If you follow Christ, you will be persecuted. Period. So what happens if we’re not being persecuted now? Does that mean we’re not really following Christ?
That’s the question I’ve wrestled with in recent years as I’ve heard hundreds of stories of how the Holy Spirit is moving powerfully in places where the church is persecuted. At the same time, I’ve heard countless Christians lament the spiritual decline of America. Some declare we’ve been judged, some say we’re being judged, and yet others believe we can still turn things around if we follow the 2 Chronicles 7:14 blueprint. But what if all three are not only simultaneously true, they’re also inherently connected to Jesus’ promise to us of persecution?
History proves that the church thrives amid persecution. Despite each of the disciples’ gruesome executions (minus John, who was still persecuted), the church spread like wildfire. Fast-forward to the Martyr Period (a.d. 100–a.d. 314), when tens of thousands of believers—men, women and children—were fed to animals, torn apart, tortured, crucified and burned at the stake, and still the church flourished.
Even here in America, we can’t forget that persecution was the bedrock of our nation’s very existence.
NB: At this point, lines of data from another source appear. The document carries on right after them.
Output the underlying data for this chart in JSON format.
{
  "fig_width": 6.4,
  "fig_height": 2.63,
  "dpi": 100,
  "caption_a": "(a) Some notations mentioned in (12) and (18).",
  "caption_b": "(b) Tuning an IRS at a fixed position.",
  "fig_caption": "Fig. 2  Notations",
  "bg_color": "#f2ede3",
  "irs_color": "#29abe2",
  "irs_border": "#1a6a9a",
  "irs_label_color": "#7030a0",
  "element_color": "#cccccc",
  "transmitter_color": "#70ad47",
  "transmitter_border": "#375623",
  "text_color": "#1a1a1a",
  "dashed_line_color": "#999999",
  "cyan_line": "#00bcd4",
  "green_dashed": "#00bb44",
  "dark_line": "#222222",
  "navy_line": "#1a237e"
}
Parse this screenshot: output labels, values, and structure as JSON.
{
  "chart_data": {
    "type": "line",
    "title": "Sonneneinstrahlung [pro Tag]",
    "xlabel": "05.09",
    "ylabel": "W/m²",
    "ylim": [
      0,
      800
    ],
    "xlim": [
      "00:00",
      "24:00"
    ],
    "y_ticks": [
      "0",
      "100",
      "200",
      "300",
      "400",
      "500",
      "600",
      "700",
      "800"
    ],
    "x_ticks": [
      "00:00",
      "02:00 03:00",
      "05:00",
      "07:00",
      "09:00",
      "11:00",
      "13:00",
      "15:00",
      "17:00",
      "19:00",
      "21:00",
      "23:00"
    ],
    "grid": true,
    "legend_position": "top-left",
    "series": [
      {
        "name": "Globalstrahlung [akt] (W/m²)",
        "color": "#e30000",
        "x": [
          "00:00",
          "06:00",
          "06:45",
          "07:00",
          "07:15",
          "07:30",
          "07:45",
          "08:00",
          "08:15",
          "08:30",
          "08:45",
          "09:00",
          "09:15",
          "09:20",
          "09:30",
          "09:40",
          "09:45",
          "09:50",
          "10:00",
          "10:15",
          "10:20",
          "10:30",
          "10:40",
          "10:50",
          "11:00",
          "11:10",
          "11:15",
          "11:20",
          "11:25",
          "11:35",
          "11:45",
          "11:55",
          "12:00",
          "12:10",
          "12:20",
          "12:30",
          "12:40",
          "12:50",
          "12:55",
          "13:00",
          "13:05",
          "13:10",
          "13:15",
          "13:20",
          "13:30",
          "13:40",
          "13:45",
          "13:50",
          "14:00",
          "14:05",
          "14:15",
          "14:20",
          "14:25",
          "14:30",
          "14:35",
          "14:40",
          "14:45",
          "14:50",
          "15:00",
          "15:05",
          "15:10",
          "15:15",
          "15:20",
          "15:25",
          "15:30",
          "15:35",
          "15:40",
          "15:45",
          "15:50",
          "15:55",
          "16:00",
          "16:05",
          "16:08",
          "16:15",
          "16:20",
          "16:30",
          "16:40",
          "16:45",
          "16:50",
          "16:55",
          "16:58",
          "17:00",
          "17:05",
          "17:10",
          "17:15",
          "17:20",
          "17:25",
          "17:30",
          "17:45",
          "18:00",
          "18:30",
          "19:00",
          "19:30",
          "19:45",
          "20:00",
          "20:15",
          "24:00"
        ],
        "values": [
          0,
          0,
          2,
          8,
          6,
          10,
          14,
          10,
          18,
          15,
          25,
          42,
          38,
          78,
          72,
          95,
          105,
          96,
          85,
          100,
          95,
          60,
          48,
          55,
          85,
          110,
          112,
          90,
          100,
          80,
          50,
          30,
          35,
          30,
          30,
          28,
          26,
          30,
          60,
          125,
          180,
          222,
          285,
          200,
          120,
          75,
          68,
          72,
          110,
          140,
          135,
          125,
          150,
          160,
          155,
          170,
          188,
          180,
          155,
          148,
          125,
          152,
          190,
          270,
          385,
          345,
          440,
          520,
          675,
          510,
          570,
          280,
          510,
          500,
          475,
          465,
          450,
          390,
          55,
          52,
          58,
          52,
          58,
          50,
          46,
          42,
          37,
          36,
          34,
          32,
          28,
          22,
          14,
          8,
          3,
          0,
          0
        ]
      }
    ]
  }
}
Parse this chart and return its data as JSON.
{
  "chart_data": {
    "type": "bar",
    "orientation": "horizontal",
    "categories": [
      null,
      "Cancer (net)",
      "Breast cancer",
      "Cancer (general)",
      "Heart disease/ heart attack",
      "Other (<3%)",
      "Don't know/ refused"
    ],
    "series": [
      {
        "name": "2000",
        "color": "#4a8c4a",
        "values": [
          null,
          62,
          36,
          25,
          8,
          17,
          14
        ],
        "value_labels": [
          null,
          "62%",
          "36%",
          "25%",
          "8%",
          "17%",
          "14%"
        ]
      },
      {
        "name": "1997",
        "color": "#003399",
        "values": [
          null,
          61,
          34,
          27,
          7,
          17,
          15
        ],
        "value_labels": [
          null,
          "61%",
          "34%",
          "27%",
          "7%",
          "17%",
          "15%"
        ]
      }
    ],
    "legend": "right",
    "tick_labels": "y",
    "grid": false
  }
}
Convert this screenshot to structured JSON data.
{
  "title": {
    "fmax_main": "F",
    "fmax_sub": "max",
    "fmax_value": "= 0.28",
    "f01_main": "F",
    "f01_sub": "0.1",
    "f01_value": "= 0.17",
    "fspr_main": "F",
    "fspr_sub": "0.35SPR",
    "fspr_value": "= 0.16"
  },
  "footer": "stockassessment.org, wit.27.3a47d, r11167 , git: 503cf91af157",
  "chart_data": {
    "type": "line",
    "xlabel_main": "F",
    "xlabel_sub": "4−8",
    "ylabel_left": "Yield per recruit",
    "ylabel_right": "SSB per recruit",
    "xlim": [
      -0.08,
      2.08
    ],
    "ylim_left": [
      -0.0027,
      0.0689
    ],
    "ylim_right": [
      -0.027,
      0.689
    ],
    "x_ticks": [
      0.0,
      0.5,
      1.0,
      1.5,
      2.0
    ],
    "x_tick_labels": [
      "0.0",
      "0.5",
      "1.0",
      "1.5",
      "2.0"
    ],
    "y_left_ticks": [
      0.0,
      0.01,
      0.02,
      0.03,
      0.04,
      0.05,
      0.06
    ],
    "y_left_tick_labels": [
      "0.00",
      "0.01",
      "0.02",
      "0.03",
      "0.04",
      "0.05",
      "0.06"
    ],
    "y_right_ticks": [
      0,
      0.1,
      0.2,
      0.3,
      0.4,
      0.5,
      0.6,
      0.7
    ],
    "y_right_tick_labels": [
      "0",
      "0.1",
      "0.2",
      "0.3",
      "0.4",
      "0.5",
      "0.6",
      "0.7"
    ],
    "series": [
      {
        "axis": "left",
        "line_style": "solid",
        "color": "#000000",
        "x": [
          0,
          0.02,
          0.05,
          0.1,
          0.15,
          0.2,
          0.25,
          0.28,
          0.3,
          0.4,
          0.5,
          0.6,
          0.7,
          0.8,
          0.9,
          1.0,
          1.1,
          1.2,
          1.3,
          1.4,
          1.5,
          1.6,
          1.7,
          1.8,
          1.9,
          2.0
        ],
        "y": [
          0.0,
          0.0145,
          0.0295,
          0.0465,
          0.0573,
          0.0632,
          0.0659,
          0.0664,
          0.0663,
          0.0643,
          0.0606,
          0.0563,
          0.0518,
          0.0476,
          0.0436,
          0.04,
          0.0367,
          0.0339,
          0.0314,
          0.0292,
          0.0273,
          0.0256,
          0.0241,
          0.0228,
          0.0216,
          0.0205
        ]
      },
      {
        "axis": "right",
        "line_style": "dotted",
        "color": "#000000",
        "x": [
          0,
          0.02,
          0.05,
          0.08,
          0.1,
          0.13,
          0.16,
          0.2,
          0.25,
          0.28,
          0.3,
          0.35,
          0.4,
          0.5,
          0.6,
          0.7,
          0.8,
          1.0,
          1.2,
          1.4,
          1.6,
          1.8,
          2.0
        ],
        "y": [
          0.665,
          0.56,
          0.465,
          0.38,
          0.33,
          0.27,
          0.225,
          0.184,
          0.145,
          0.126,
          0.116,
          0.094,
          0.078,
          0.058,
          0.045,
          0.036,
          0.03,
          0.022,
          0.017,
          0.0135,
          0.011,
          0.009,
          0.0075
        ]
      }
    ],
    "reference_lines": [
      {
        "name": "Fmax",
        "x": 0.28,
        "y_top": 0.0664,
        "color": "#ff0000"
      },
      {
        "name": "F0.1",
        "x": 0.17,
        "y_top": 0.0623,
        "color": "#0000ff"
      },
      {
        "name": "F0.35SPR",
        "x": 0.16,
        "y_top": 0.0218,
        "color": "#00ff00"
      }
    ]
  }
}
The pilgrims fled Europe to escape persecution and gain the freedom to worship Jesus as they desired.
Please understand, I’m not asking anyone to go agitate an unbeliever to the point that he or she starts “persecuting” you—just so you can prove that you’re truly following Christ. That’s silly.
But I am challenging us to once again lay hold of the promise Jesus gave us and relish its meaning—particularly in the context of our current freedom. Because after decades of living in relative luxury, believers are beginning to face more animosity from a increasingly godless culture. America’s intolerance for Christians is growing. Yet history—and even God’s current move around the world—proves that’s a good thing.